Две недели спустя меня каким-то образом уговорили посетить представление.
Ригу заполняли дачники и раненные солдаты из ближнего лазарета. Я пришел
вместе с братом, а с нами рядом сидел эконом бабушкина именья Роберт
Карлович Горн, веселый толстяк из Риги с налитыми кровью фарфоровыми
глазами, от всей души хлопавший в самых неподходящих местах. Помню запах
украсившей ригу хвои, и глаза деревенских детей, поблескивавшие сквозь щели
в стенах. Первые ряды стояли так близко к помосту, что когда обманутый муж
выхватил пачку любовных писем, написанных его жене Фрицем Лобгеймером,
студентом и драгуном, и швырнул их Фрицу в лицо, было с полной ясностью
видно, что это — старые почтовые открытки с отрезанными марочными уголками.

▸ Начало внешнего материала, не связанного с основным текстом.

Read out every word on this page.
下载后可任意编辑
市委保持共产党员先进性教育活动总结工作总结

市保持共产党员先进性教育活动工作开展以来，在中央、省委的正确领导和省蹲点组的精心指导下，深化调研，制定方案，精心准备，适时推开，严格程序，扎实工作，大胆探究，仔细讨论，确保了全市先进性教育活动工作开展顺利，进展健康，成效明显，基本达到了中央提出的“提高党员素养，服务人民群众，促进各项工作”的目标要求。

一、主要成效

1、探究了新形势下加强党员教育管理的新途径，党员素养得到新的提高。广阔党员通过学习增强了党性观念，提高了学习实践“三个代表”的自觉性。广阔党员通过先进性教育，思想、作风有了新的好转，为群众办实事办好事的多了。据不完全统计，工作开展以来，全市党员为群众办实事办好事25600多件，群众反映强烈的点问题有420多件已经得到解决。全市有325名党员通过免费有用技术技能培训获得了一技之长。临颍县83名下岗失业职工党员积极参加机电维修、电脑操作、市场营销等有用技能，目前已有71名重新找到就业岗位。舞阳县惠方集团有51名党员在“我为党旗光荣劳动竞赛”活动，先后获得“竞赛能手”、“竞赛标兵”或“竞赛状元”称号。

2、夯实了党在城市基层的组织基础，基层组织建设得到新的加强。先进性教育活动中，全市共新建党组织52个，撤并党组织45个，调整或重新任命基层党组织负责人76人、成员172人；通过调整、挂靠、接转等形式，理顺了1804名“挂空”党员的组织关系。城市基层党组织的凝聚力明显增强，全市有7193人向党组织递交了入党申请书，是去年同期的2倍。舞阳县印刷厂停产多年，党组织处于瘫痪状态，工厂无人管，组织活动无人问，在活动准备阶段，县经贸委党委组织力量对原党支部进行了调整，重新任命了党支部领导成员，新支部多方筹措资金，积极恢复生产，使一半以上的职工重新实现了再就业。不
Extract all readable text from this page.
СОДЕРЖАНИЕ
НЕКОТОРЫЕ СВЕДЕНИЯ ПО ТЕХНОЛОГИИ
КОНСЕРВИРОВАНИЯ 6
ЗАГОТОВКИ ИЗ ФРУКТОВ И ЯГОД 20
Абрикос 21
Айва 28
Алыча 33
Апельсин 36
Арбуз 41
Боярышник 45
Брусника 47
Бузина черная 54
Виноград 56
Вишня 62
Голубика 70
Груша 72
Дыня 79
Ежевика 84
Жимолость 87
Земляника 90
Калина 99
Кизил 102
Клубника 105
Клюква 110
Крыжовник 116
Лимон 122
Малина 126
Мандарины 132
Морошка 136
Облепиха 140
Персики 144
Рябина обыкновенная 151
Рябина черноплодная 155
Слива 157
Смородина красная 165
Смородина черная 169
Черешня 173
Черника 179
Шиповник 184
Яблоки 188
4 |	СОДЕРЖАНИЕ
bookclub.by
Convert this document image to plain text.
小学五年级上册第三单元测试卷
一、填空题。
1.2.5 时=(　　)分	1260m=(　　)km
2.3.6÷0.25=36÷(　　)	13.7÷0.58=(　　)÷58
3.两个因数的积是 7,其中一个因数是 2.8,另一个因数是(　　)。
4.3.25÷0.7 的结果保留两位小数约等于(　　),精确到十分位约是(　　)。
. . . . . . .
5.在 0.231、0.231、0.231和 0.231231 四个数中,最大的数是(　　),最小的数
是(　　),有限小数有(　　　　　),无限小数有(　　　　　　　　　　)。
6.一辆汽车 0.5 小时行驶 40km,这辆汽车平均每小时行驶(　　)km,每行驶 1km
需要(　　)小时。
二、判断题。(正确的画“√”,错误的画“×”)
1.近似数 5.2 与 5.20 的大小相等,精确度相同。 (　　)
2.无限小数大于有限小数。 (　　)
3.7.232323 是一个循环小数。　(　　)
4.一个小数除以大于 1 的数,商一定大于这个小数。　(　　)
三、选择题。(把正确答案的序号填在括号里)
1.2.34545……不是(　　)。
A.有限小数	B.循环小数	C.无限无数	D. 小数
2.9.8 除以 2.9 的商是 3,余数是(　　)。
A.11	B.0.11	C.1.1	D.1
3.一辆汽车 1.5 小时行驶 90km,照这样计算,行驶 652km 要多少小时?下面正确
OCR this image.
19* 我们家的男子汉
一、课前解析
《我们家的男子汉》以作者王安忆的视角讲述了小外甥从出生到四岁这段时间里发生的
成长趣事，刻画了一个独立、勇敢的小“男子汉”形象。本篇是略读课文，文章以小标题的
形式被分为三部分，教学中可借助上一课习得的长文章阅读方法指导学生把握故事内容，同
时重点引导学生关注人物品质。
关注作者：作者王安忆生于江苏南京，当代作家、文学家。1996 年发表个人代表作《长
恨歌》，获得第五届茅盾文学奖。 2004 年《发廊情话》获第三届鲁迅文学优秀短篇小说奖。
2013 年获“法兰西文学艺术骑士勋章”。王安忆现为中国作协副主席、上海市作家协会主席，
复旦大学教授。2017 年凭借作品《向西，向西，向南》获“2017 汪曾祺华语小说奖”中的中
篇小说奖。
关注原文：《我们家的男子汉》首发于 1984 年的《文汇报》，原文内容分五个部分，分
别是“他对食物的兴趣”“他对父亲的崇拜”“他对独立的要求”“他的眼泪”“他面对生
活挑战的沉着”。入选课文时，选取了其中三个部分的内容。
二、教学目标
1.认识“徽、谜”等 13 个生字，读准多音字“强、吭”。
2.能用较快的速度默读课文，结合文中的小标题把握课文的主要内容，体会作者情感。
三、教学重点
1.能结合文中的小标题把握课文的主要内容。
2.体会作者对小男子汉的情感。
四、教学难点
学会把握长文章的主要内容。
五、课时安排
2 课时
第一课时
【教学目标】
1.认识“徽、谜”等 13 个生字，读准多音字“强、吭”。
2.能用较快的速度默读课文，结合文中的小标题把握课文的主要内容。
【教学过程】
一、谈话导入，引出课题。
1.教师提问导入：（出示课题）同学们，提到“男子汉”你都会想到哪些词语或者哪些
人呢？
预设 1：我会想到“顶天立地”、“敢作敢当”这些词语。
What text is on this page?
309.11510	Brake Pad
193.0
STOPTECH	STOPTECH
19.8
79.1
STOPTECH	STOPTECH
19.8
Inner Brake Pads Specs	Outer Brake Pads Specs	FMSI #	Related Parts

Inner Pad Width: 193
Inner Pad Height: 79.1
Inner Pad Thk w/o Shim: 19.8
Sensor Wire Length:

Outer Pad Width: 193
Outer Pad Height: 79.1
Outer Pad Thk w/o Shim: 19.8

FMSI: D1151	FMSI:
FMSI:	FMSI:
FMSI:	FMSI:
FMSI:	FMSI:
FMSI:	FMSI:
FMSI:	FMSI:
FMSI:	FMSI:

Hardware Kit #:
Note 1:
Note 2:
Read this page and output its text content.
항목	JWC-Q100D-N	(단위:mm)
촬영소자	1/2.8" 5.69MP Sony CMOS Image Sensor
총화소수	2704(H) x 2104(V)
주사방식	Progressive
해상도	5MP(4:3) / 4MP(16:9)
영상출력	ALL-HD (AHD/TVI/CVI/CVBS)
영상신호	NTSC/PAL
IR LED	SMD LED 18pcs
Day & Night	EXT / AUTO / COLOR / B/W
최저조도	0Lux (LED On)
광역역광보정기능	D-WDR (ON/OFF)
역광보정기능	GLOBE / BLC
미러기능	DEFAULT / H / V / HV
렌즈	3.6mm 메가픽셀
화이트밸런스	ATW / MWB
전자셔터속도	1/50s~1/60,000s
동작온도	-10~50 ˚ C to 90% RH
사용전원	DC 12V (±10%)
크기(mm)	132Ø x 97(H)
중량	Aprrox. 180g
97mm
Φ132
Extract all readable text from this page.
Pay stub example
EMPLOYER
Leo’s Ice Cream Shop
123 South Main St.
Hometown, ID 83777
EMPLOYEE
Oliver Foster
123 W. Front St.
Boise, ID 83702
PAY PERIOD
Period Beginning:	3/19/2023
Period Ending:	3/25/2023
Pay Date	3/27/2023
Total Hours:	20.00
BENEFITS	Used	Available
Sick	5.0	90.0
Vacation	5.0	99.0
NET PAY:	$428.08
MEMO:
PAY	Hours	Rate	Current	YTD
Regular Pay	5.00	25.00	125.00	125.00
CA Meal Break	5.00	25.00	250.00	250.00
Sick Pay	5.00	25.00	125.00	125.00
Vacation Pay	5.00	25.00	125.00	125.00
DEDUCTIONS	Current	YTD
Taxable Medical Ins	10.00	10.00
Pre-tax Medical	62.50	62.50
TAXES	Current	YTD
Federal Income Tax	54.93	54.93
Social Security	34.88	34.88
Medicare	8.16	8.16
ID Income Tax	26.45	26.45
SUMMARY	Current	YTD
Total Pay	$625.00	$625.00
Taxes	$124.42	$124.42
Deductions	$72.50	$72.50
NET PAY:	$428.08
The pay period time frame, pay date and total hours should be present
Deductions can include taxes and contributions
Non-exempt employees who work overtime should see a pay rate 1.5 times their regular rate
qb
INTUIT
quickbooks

Я совершенно убежден, что небольшую роль этого гневного Господина сыграл
Тимофей Пнин (хотя, разумеется, в дальнейших актах он мог появляться в иных
ролях); впрочем, желтое пальто, пушистые усы и темный парик, посередке
разделенный пробором, так преображали его, что микроскопический интерес,
возбуждавшийся во мне его существованием, вряд ли может служить порукой
какой-либо сознательной уверенности с моей стороны. Фриц, молодой любовник,
обреченный пасть на дуэли, не только завел за сценой загадочную интрижку с
Дамой в Черном Бархате, женой Господина, он играл также сердцем Христины,
наивной венской девушки. Роль Фрица исполнял плотный сорокалетний Анчаров в
жгуче-коричневом гриме, он ударял себя в грудь с таким звуком, будто ковер
выбивал, а его импровизированные усовершенствования роли, до заучивания
которой он не снизошел, почти парализовали приятеля Фрица — Теодора Кайзера
(Григорий Белочкин). Особа, бывшая в подлинной жизни состоятельной старой
девой, которую обхаживал Анчаров, весьма неумело изображала Христину
Вейринг, дочь скрипача. Роль модисточки Мизи Шлягер, возлюбленной Теодора,
очаровательно исполнила хорошенькая девушка с нежной шеей и бархатными
глазами, сестра Белочкина, она и заслужила в тот вечер самые долгие
рукоплескания.
3
Маловероятно, разумеется, чтобы в последовавшие за этим годы революции и
гражданской войны я имел случай вспомнить д-ра Пнина с его сыном. Если я и
восстанавливаю ранние впечатления в каких-то подробностях, то лишь для того,
чтобы показать, какие мысли мелькнули в моем уме, когда в самом начале
двадцатых, апрельским вечером, в парижском кафе, я пожимал руку
русобородого, ясноглазого Тимофея Пнина, молодого, но сведущего автора
нескольких превосходных статей по русской культуре. У эмигрантских писателей
и художников имелось обыкновение собираться в "Трех фонтанах" после читок
или лекций, столь популярных тогда среди русских изгнанников; вот после
одного из таких событий я, еще охриплый от чтения, попытался не только
напомнить Пнину о прежних наших встречах, но также потешить его и окружающих
чрезвычайной ясностью и силой моей памяти. Однако он отрицал все. Он сказал,
что смутно помнит мою двоюродную бабушку, но что меня он отродясь не видел.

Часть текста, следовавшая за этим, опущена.